In Japan, there’s a growing spotlight on neurodiversity as a workplace strength. Companies like Hitachi and Fujitsu are investing in training that reframes autism, ADHD, and other cognitive differences as creative and operational assets. The cultural shift isn’t loud, but it’s deliberate. It is less about labeling, more about adaptation. For example, job descriptions are being rewritten to prioritize clarity. Meeting formats are being tweaked to allow for asynchronous participation. These are structural changes grounded in empathy.

In Indonesia, platforms like Gojek are treating language not just as a communication tool but as an inclusion mechanism. Their teams actively adapt user interfaces, customer service, and even driver-facing training materials to reflect regional dialects and informal speech patterns. By prioritizing Bahasa Indonesia and acknowledging local variations in tone and expression, Gojek ensures users across Indonesia’s archipelago feel seen and understood. Inclusion, in this context, means reflecting everyday life, not abstract ideals.

Even in multinational contexts, brands are moving beyond global playbooks. In Singapore, some are shifting from “diversity training” to cultural fluency coaching which helps cross-functional teams navigate differences common in international teams in power distance, conflict style, and feedback norms. It’s less about hitting diversity quotas, and more about building shared understanding.

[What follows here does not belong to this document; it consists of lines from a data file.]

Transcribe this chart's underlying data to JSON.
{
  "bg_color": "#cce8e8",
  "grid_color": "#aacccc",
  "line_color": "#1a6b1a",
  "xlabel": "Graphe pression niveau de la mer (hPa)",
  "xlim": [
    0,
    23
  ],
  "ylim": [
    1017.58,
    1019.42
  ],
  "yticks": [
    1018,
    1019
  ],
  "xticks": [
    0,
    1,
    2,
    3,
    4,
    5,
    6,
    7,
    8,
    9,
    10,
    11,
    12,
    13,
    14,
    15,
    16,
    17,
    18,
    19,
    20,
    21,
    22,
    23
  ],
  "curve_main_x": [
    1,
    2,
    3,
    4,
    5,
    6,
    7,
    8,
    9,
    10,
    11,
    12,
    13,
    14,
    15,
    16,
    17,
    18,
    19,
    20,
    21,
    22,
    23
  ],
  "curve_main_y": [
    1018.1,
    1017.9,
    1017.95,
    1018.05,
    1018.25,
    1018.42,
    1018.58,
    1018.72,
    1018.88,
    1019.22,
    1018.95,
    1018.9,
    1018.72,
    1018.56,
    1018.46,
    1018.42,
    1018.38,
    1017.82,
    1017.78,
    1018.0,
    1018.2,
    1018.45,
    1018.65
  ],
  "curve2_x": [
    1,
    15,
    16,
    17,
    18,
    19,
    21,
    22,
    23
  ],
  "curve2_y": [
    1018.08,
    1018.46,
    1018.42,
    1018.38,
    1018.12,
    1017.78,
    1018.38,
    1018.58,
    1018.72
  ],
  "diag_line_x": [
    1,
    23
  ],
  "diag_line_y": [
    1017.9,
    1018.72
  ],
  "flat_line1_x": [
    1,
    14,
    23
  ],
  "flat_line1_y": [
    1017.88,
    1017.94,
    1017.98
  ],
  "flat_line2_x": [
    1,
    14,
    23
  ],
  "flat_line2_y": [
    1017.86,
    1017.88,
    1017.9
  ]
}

DE&I initiatives in Asia aren’t disappearing as they are in the US. Asia is maturing on local terms, in local languages, and with local logic. The challenge isn’t to scale Western models. It’s to listen better to what inclusion already looks like on the ground.

In the U.S., 2024 saw a sharp reversal in how companies talk about diversity. DE&I programs were reframed as divisive. Budgets were slashed. Headlines questioned their relevance. But in Asia, something else was happening, a quieter evolution that doesn’t always use the same language, but is redefining what inclusion means from the ground up.